Un intervento ecclesiatico
Immediatamente è iniziata una vertenza per tutelare il futuro dei lavoratori. Oltre ai sindacati, si sono mobilitate tutte le istituzioni locali. Il 10 ottobre si è addirittura registrato l’intervento del vescovo Antonio Mattiazzo, capo della diocesi di Padova. Il presule ha infatti pronunciato un discorso molto duro, che ha ripreso alcuni passaggi dell’enciclica di papa Benedetto XVI ‘Caritas in Veritate’. “Purtroppo negli ultimi anni si è notata la crescita di una classe cosmopolita di manager –  ha osservato Mattiazzo – che spesso rispondono solo alle indicazioni degli azionisti di riferimento. Invece non è lecito delocalizzare – ha concluso il vescovo – solo per godere di particolari condizioni di favore”.

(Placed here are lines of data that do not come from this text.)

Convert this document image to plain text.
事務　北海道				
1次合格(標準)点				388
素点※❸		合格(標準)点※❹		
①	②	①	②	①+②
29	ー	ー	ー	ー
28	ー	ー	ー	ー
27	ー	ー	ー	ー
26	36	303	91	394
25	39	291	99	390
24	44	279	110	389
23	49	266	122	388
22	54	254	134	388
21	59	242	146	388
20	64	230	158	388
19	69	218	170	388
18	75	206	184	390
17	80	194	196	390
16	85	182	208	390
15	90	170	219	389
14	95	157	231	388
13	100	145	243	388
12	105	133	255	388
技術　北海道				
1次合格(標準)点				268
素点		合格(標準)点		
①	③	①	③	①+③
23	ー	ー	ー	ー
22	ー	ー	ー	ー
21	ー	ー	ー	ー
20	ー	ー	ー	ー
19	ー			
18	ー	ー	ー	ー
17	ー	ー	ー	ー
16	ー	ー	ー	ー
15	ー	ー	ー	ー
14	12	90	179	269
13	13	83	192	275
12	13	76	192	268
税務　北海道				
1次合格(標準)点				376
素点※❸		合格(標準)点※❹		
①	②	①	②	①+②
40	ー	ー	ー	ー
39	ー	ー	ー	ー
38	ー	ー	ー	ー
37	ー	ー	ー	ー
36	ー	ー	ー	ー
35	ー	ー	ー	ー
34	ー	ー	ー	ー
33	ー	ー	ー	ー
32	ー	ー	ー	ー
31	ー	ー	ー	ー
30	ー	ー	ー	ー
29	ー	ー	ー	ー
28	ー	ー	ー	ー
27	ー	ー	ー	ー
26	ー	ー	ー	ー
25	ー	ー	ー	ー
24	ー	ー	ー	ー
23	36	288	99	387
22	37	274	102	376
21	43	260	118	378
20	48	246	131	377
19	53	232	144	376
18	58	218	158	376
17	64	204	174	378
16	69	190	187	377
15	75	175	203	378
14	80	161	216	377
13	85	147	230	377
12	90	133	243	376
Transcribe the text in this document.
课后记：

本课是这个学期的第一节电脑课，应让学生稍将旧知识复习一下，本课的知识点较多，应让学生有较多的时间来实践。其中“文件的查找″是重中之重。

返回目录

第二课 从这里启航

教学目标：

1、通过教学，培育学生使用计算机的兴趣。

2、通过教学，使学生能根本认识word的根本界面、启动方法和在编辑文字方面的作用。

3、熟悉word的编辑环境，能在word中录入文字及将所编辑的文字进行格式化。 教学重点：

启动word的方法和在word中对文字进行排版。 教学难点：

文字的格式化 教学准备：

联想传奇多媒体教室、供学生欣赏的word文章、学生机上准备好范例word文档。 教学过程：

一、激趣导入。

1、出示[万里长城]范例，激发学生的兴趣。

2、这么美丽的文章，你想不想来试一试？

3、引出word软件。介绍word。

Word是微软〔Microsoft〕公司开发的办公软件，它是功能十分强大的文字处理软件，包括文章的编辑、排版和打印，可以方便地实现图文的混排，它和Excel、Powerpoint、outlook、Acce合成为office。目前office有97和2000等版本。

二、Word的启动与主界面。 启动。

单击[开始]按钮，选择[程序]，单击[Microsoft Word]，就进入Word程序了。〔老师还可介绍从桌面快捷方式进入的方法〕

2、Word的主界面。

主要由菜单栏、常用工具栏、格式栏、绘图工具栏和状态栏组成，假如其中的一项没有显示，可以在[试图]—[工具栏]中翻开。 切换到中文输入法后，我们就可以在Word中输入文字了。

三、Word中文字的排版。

Il paracadute della cassa integrazione
Il 30 novembre è stato scritto l’ultimo capitolo della vicenda. La vertenza Carrier si è chiusa nello studio romano del ministro Sacconi, grazie alla firma di un’intesa tra la multinazionale americana e i sindacati appoggiati da Regione, Provincia e Comune. In base all’accordo, dal prossimo primo marzo partirà la cassa integrazione per i 193 lavoratori e l’azienda aggiungerà all’assegno 300 euro mensili per ogni dipendente durante il primo anno di inattività. Altri contributi serviranno per incentivare l’esodo volontario, in modo che il secondo anno la cassa integrazione sarà rinnovata solo per coloro che risulteranno ancora disoccupati. Quest’ultima condizione sarà però valida soltanto se almeno il 30% dei lavoratori verrà ricollocato entro fine 2011. La Regione si è invece assunta l’impegno di cercare eventuali nuovi acquirenti per lo stabilimento. Intanto la Repubblica Ceca attende il colosso statunitense che si lecca i baffi per gli ingenti risparmi in arrivo.